Working in the laboratory requires compliance with applicable guidelines and legal regulations at any time. Every organization / laboratory / scientist must clarify in advance which legal regulations are valid for the respective work and ensure compliance with them accordingly.
According to the International Science council (https://council.science/), academic freedom and scientific autonomy are vital for science to progress and best serve to society, as confirmed by numerous legislative texts.
At the individual level, the independence granted to scientists obligates them to behavior that is ethical, honest, open-minded and objective. Such integrity in the conduct and communication of research is a critical component ensuring the individual right to academic freedom. While scientists should be free in their research and teaching activities, it is their responsibility to take into account the legal and regulatory framework in which they work.
In order to create a lab specific action plan, the first step is an assessment, which will be carried out by the PREMIER team. The assessment will determine the status quo of the laboratory in regard to existing quality tools. Here you find the general tasks / actions that are necessary to implement the module.
Depending on the location where the research institution or laboratory operates, multiple laws, norms and guidelines may apply. For instance, in Europe, the European Code of Conduct for Research Integrity of the European Science Foundation published by ALLEA is to be considered. Other common guidance is the ICMJE recommendations developed to review best practice and ethical standards in the conduct and reporting of research and other material published in medical journals. It also help authors, editors, and others involved in peer review and biomedical publishing create and distribute medical journal articles.
Each researcher together with other instances at the organization is responsible for the compliance of applicable legal regulations. The researcher has to ensure that the regulations that apply at the personal level and to the research area are observed. As a rule, lack of knowledge of the applicable law and regulations does not excuse from responsibility.
The heads of the working groups are responsible for ensuring that the principles and requirements of Good Scientific Practice (GSP) are observed by all staff including themselves and that legal requirements are met. A synonym for GSP frequently used outside Germany is “Responsible Conduct of Research”.
International, national or regional regulations or requirements also apply to specific topics related to the particular scientific activity. Moreover, for entities handling human materials for research purposes many clinical standards applied. The applicable laws and regulations, e.g. Animal Welfare Protection Laws and the organization's internal statutes must be observed without exceptions.
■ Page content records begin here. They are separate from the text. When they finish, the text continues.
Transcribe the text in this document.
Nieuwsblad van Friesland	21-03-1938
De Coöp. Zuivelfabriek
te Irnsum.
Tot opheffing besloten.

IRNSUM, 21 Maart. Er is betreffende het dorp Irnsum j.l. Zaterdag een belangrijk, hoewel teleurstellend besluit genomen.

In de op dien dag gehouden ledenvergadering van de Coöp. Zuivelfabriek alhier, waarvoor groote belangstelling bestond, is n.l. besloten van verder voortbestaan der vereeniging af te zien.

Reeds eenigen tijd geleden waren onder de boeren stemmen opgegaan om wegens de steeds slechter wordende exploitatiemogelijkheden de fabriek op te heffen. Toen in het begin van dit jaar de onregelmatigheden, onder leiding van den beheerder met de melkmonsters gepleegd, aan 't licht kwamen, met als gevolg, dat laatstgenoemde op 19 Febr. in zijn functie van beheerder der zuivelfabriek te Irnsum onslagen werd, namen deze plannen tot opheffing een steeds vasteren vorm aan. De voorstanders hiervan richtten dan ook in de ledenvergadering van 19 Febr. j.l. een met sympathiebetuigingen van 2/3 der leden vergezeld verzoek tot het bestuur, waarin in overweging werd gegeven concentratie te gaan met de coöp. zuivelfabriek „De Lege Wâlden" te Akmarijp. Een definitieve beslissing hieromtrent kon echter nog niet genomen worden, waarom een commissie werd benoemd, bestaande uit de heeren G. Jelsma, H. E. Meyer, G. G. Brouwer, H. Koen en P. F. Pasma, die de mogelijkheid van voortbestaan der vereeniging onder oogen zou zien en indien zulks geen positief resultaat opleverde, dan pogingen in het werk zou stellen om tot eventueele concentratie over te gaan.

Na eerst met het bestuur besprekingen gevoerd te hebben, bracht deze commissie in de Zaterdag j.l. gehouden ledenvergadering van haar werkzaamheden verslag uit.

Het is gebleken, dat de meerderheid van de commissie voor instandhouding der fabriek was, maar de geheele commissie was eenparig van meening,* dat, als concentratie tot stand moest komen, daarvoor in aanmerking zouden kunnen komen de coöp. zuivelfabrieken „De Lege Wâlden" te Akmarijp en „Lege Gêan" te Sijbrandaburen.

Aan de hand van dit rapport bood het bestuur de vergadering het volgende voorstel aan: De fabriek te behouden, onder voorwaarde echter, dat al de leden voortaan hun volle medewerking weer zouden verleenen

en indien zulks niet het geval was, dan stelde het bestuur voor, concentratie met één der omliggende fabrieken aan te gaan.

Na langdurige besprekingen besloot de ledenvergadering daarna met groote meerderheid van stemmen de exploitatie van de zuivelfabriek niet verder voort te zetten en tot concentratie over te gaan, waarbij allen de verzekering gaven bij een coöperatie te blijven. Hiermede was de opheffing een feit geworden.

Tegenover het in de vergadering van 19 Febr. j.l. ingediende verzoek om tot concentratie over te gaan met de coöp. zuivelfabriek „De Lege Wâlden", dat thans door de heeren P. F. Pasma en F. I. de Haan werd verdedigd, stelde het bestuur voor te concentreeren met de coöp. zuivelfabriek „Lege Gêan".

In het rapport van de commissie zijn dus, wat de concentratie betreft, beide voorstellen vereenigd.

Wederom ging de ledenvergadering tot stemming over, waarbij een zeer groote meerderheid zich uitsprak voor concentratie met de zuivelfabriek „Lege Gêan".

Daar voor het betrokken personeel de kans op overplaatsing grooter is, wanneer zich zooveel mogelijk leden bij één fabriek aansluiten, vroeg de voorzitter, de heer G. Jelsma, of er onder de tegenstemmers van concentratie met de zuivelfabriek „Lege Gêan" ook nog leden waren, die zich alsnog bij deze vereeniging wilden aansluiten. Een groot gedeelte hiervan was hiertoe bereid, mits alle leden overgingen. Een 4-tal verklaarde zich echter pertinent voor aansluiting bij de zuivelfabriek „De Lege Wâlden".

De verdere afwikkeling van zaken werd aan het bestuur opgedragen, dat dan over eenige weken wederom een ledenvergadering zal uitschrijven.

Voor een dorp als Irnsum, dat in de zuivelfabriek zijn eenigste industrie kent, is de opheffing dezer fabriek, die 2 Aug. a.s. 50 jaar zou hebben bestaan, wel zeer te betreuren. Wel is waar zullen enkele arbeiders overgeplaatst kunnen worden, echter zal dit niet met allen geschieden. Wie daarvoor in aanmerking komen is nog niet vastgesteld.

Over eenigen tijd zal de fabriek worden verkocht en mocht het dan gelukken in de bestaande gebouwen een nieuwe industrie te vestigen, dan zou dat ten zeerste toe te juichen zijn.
Failing to do so may result in illegal conduct.
The verification of the compatibility of the research with legal regulations, self-regulatory measures and ethical principles is initially the responsibility of the project leaders. Particularly within the framework of the legally required supervisory duty and in the sense of the GSP - the scientist's supervisors, i.e. the heads of the working group, are responsible for the scientific integrity and legal conformity of the research work of their working group.
People who work with animals in the laboratory are strictly obliged to observe the Animal Protection Law. It is therefore highly recommended to provide evidence of appropriate training in the handling of animals. Depending on national and international regulations, the government regularly checks compliance with the Animal Welfare Law on site.
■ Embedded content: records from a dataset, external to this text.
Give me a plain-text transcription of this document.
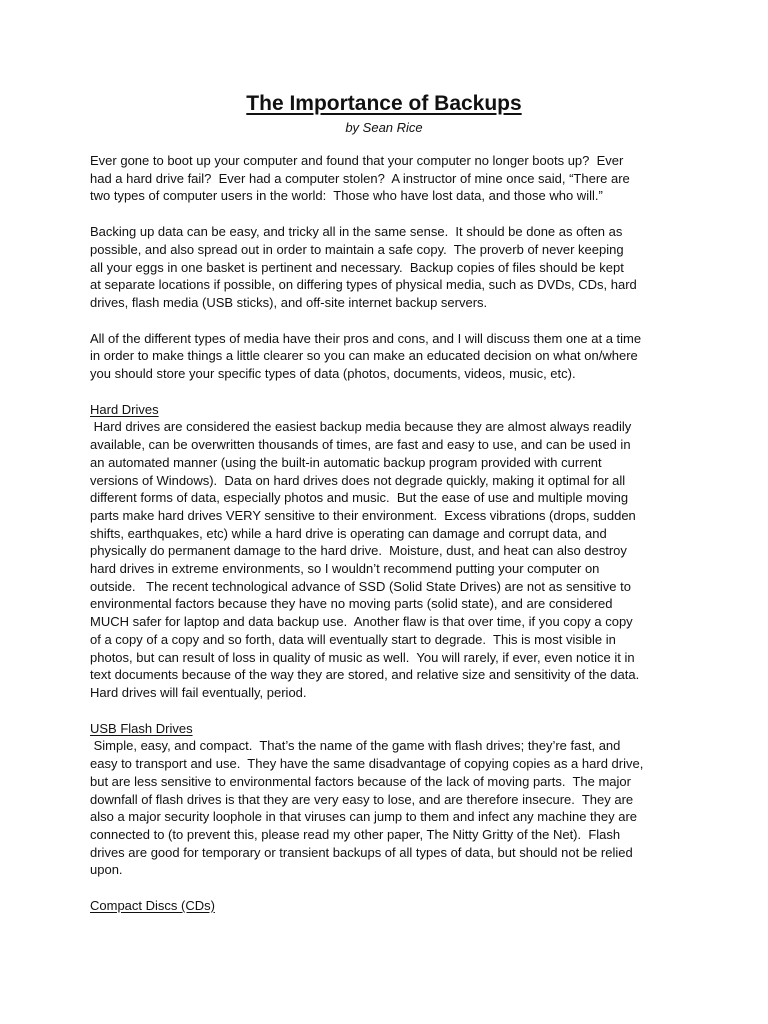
The Importance of Backups
by Sean Rice
Ever gone to boot up your computer and found that your computer no longer boots up?  Ever
had a hard drive fail?  Ever had a computer stolen?  A instructor of mine once said, “There are
two types of computer users in the world:  Those who have lost data, and those who will.”
Backing up data can be easy, and tricky all in the same sense.  It should be done as often as
possible, and also spread out in order to maintain a safe copy.  The proverb of never keeping
all your eggs in one basket is pertinent and necessary.  Backup copies of files should be kept
at separate locations if possible, on differing types of physical media, such as DVDs, CDs, hard
drives, flash media (USB sticks), and off-site internet backup servers.
All of the different types of media have their pros and cons, and I will discuss them one at a time
in order to make things a little clearer so you can make an educated decision on what on/where
you should store your specific types of data (photos, documents, videos, music, etc).
Hard Drives
Hard drives are considered the easiest backup media because they are almost always readily
available, can be overwritten thousands of times, are fast and easy to use, and can be used in
an automated manner (using the built-in automatic backup program provided with current
versions of Windows).  Data on hard drives does not degrade quickly, making it optimal for all
different forms of data, especially photos and music.  But the ease of use and multiple moving
parts make hard drives VERY sensitive to their environment.  Excess vibrations (drops, sudden
shifts, earthquakes, etc) while a hard drive is operating can damage and corrupt data, and
physically do permanent damage to the hard drive.  Moisture, dust, and heat can also destroy
hard drives in extreme environments, so I wouldn’t recommend putting your computer on
outside.   The recent technological advance of SSD (Solid State Drives) are not as sensitive to
environmental factors because they have no moving parts (solid state), and are considered
MUCH safer for laptop and data backup use.  Another flaw is that over time, if you copy a copy
of a copy of a copy and so forth, data will eventually start to degrade.  This is most visible in
photos, but can result of loss in quality of music as well.  You will rarely, if ever, even notice it in
text documents because of the way they are stored, and relative size and sensitivity of the data.
Hard drives will fail eventually, period.
USB Flash Drives
Simple, easy, and compact.  That’s the name of the game with flash drives; they’re fast, and
easy to transport and use.  They have the same disadvantage of copying copies as a hard drive,
but are less sensitive to environmental factors because of the lack of moving parts.  The major
downfall of flash drives is that they are very easy to lose, and are therefore insecure.  They are
also a major security loophole in that viruses can jump to them and infect any machine they are
connected to (to prevent this, please read my other paper, The Nitty Gritty of the Net).  Flash
drives are good for temporary or transient backups of all types of data, but should not be relied
upon.
Compact Discs (CDs)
Researchers working with animals in the laboratory should familiarize themselves with the Arrive Guidelines. The ARRIVE guidelines (Animal Research: Reporting of In Vivo Experiments) are a checklist of recommendations to improve the reporting of research involving animals – maximizing the quality and reliability of published research, and enabling others to better scrutinize, evaluate and reproduce it.
See: Arrive Guidelines
All universities and non-university research institutions are obliged to implement Good Scientific Practice (GSP) in a legally binding manner. Good scientific practice is a guideline for researchers to implement reliable research.
Most universities have their own rules for implementing GSP. They are based on the guidelines of the Code of Good Scientific Practice of the German Research Foundation (DFG).
The aim of the Code is to enable the addressees - the scientists and academics and the management of universities and non-university research institutions - to align their internal structures, processes and actions with the guidelines for good scientific practice. A culture of scientific integrity is to be established in the scientific institutions, which is not so much based on violations of good scientific practice as on the professional ethics of scientists and academics.
Deutsche Forschungsgemeinschaft (DFG): Good Scientific Practice
Every academic research institution should provide a declaration of independence and confidentiality in order to define what science is commited to its purposes. This should, for example, include a binding declaration of scientific freedom and the right to strive for knowledge independently and without external influences.
Or also that behavior which systematically fails to meet the claim to scientific integrity, deliberately falls behind or violates applicable law, cannot claim to be protected by the constitutionally protected freedom of science.